Habe ich einen Schmerz in der linken Daumenkuppe, nicht aber im Daumenstumpf, so ist mir klar, wo der Schmerz ist. Er ist eindeutig in meinem Leibgefühl lokalisiert, in dem es nicht nur „links“, „oben“ und „unten“ gibt, sondern auch Mittelpunkt und Peripherie. Der Schmerz in der Daumenspitze ist sich eine Mitte, zu der es Peripherien gibt, also das sonstige Leibgefühl.

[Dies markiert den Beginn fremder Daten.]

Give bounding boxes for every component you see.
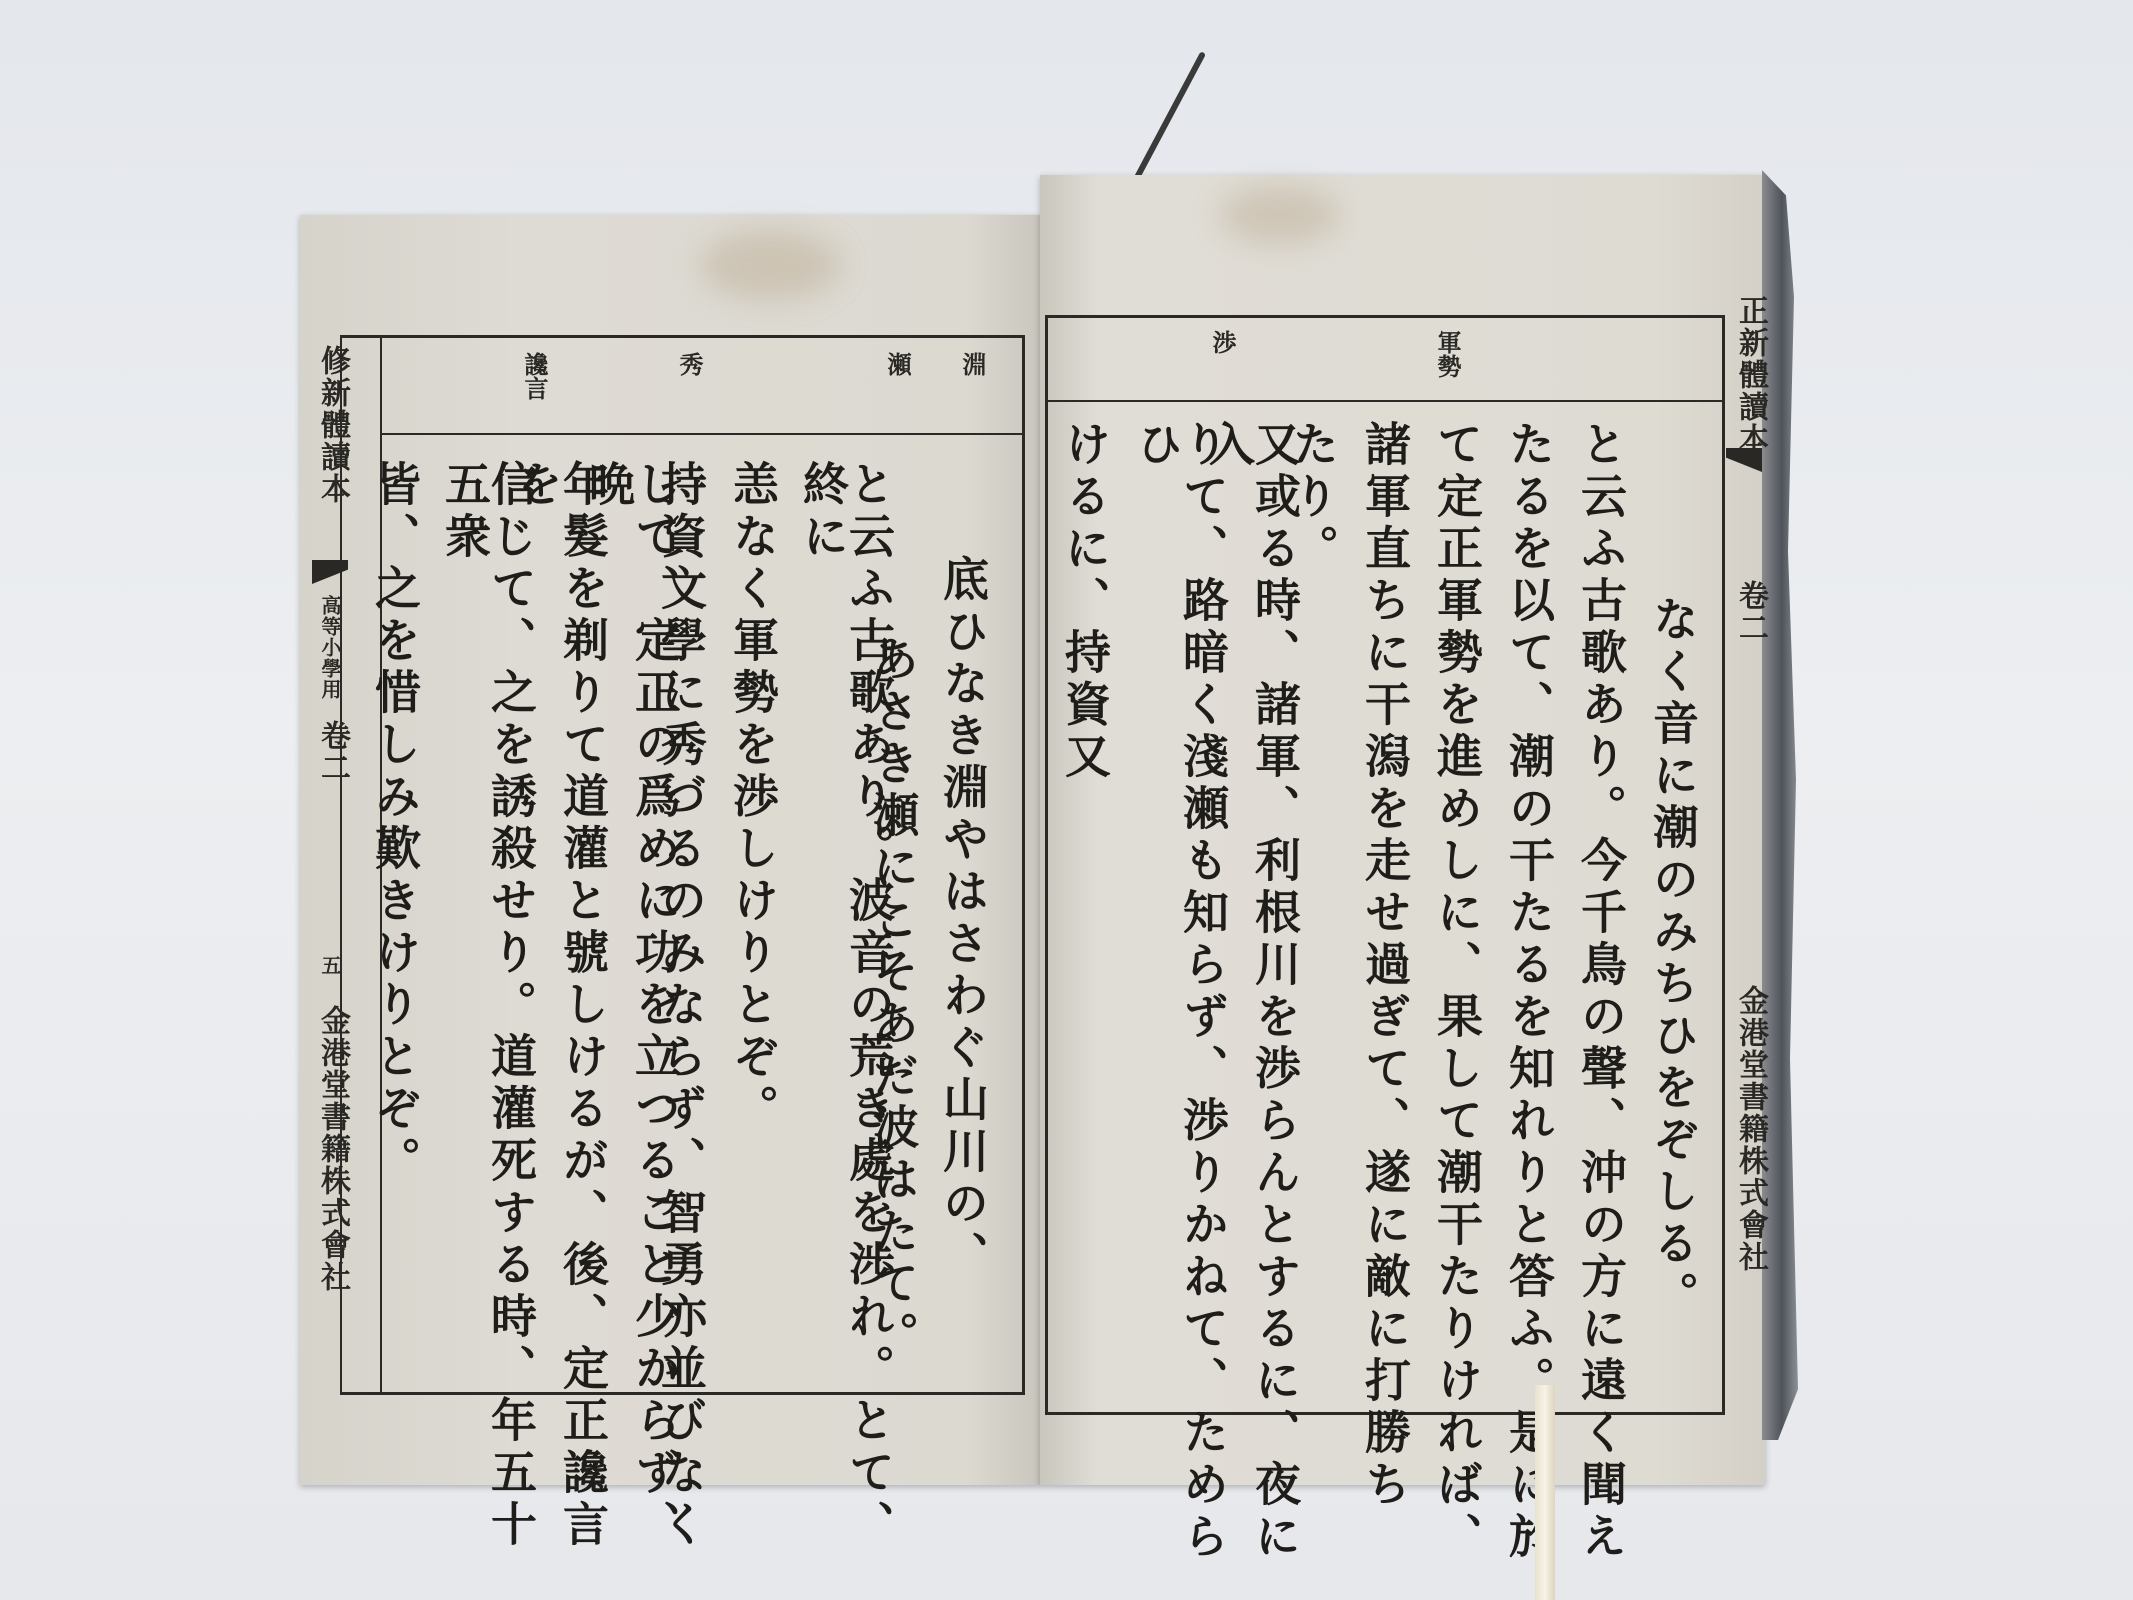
book-title: 修新體讀本 xyxy=(310,345,354,505)
text-column: りて、路暗く淺瀬も知らず、渉りかねて、ためらひ xyxy=(1134,420,1226,1600)
text-column: 皆、之を惜しみ歎きけりとぞ。 xyxy=(372,460,418,1188)
header-term: 淵 xyxy=(955,352,990,376)
header-term: 軍勢 xyxy=(1430,330,1465,378)
publisher: 金港堂書籍株式會社 xyxy=(310,1005,354,1293)
text-column: 底ひなき淵やはさわぐ山川の、 xyxy=(940,555,986,1283)
left-header-rule xyxy=(380,433,1025,435)
text-column: 信じて、之を誘殺せり。道灌死する時、年五十五衆 xyxy=(442,460,534,1600)
book-subtitle: 高等小學用 xyxy=(316,595,345,700)
text-column: と云ふ古歌あり。波音の荒き處を渉れ。とて、終に xyxy=(800,460,892,1600)
header-term: 讒言 xyxy=(517,352,552,400)
paper-stain xyxy=(1220,185,1340,245)
text-column: と云ふ古歌あり。今千鳥の聲、沖の方に遠く聞え xyxy=(1578,420,1624,1564)
paper-stain xyxy=(700,230,840,300)
right-hashira-rule xyxy=(1722,315,1724,1415)
right-header-rule xyxy=(1045,400,1722,402)
text-column: 諸軍直ちに干潟を走せ過ぎて、遂に敵に打勝ち xyxy=(1362,420,1408,1512)
header-term: 渉 xyxy=(1205,330,1240,354)
volume-label: 卷二 xyxy=(1728,580,1772,644)
text-column: けるに、持資又 xyxy=(1062,420,1108,784)
bookmark-stick xyxy=(1535,1385,1555,1600)
text-column: て定正軍勢を進めしに、果して潮干たりければ、 xyxy=(1434,420,1480,1564)
volume-label: 卷二 xyxy=(310,720,354,784)
header-term: 秀 xyxy=(672,352,707,376)
binding-thread xyxy=(1130,51,1206,186)
page-number: 五 xyxy=(316,955,345,976)
header-term: 瀬 xyxy=(880,352,915,376)
text-column: 恙なく軍勢を渉しけりとぞ。 xyxy=(730,460,776,1136)
book-title: 正新體讀本 xyxy=(1728,295,1772,455)
text-column: なく音に潮のみちひをぞしる。 xyxy=(1650,595,1696,1323)
publisher: 金港堂書籍株式會社 xyxy=(1728,985,1772,1273)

Jedes lokalisierte Leibempfinden verhält sich so, besitzt also selbst eine Mitte, ist aber zugleich relativ zu anderen Leibempfindungen Peripherie.

Der Leib ist ausgedehnt: Extension. Ist er ausgedehnt, so hat er eine Mitte. Links von der Mitte ist etwas, rechts, darunter, darüber. Links von der Mitte ist weitere Peripherie, vom Zentrum aus gesehen. Aber diese Peripherien sind nur scheinbar gegeben, geht es um die Phänomenalität des Leibes. Ich spüre mich als leibhaft in jedem „Punkt“ meiner Extension als Mitte.

Ich bin mir leibhaft in der Daumenspitze genauso Mitte wie in allen anderen Leibempfindungen. Anders ausgedrückt ist das unmittelbare Spüren des eigenen Leibes in jedem Punkt seiner Ausdehnung Zentrum, doch nirgends randständig. Das Leibempfinden ist deskriptiv bestimmt nirgendwo mittelpunktsfern.

Das Leibspüren ist somit eine totale Identität, total darin, trotz gespürter Ausdehnung überall zugleich Mittelpunkt zu sein. Dieses ungetrübte Urempfinden der eigenen leiblichen Existenz ist notwendig dafür, sich selbst und die Welt überhaupt als wichtig empfinden zu können. Ist man sich selbst gegliedert und abgestuft wichtig, kann man sich aufgrund mangelnder Einheit nicht auf die Wichtigkeiten im Horizont der Welt beziehen, die ihre Bedeutsamkeit von der Identität des Leibes bezieht. Die „Ur“wichtigkeit selbst darf nicht ein „Links“ und „Rechts“ haben.

Der Gedanke des Allmittelpunktes stammt aus der mathematischen Mystik. Nikolaus von Kues und Giordano Bruno haben ihn nach vielen Seiten hin gedacht, sind aber ihrerseits schon Erben der Ideengeschichte aus antiken Quellen. Der Phänomenologe Dietrich Mahnke hat die Entwicklungsgeschichte des Zentrums ohne Peripherie in „Unendliche Sphäre und Allmittelpunkt“ nachgezeichnet. Cusanus und Brunos Spekulationen werden dann evident, wendet man sie auf das eigene Leibempfinden an. Denn in ihm ist tatsächlich nirgends Peripherie, schafft man es, empirische Schemata der Körperempfindung auszuschalten.